Thursday, December 22, 2011


 Interview With
D. L. Chance

Katherine Pym

1)  As someone in the entertainment business, you must travel.  Is there a place your heart calls home?
Because it is the first place I knew, the lush Deep South countryside will always hold a very special place in my makeup. But for now, and the foreseeable future, I’m content to live and work mainly in North Texas.

2)  Tell us more about D L Chance.
D.L. Chance is the brash, ambitious, determined, hard-headed extrovert who takes the natural God-given talents, potential and goals of the more introverted Don Chance and brings them to life.

3)  How long have you been writing? 
I’ve enjoyed writing ever since I learned how to line up words in correct rows as a small child. But, even though I wrote hundreds of songs and poems before, I didn’t get serious about writing until 1996, when I wrote my first short Western novel (61,000 words) from start to finish. It took off from there.

4)  How do you develop your characters? 
I just use people I’ve known over the years and in the various places I’ve lived and worked. I might tweak a few individual characteristics here and there for more flavor, but they’re basically just real folks I’ve taken and put into situations with other folks I’ve come across in my time.

5)  What is your genre or genres?  If you have more than one, which do you prefer?
My favorites are Westerns and Science Fiction. I’m equally okay with either the past or the future; anything that takes me away from the relentless present for awhile.

6)   Looking at your title, it sounds like a song.  I almost want to sing.  How does your background in music influence your writings?
Good songs have a certain flow, a certain internal consistency; and I like to get those aspects in my prose.

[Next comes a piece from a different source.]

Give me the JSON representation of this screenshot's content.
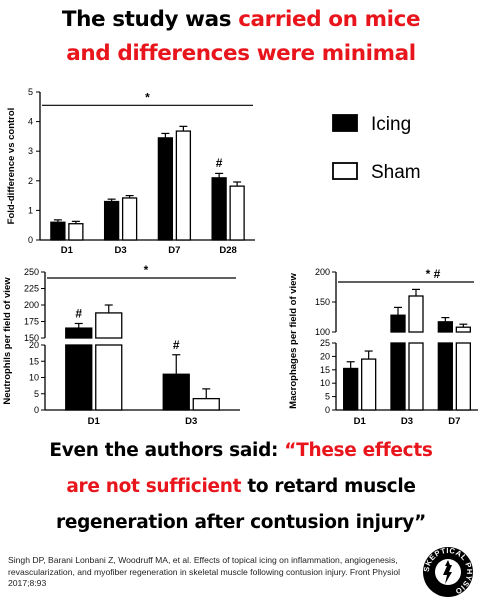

And I want to entertain readers through my novels and short stories the same way I entertain audiences with a song. If I can take them somewhere else, out of their ordinary lives, for awhile – whether it’s with a song or a story – then I’m content that I’ve done my job.

7)  Tell us a little about your new novel Miss Rosalie And The Primrose Fool.
The story is set in the tiny ranching village of Melrose, New Mexico, where my dad was a church pastor for a year when I was a kid, and it includes several actual events that happened there that year. But the relationship between the principal characters is more like the decades-long courtship between my Aunt Patsy and Bill (who was as much family as anyone else officially married into the Chance clan), the man she finally married a few years before she passed away. 

8)  Where do you write your stories?  Are you tucked away in a quiet nook, or elsewhere?
My wife, Sharon (Sharon Galligar Chance, also a writer and prolific book reviewer), and I have desks sitting face-to-face in our home office, and it’s nice to occasionally catch each other’s eye over the top of our monitors while we’re working. We can also bounce ideas and phrases off each other that way, which makes our writing better.

9)  From all your experiences, have you found any certain truths that guide you through life?  Do you try to impart any wisdom in your stories?
The only truth I live by is the idea that my ultimate success or failure, no matter what I’m involved in, is entirely up to me. Failing is a lot easier than succeeding, but succeeding is a lot more fun – and I’m all about having fun! The only wisdom I pass along in my stories is whatever wisdom my characters impart from their point of view. It’s their story, after all, and I’m just the guy putting it down in words.

10)  Tell us something about your next project.
HENRY 401 is about a legendary gun from the Civil War – number 401 from a lot of 400 special-order Henry rifles – and how two modern-day antiquities experts are hired to search through history for it and maybe solve the mystery of its unlikely serial number; if they can survive the search.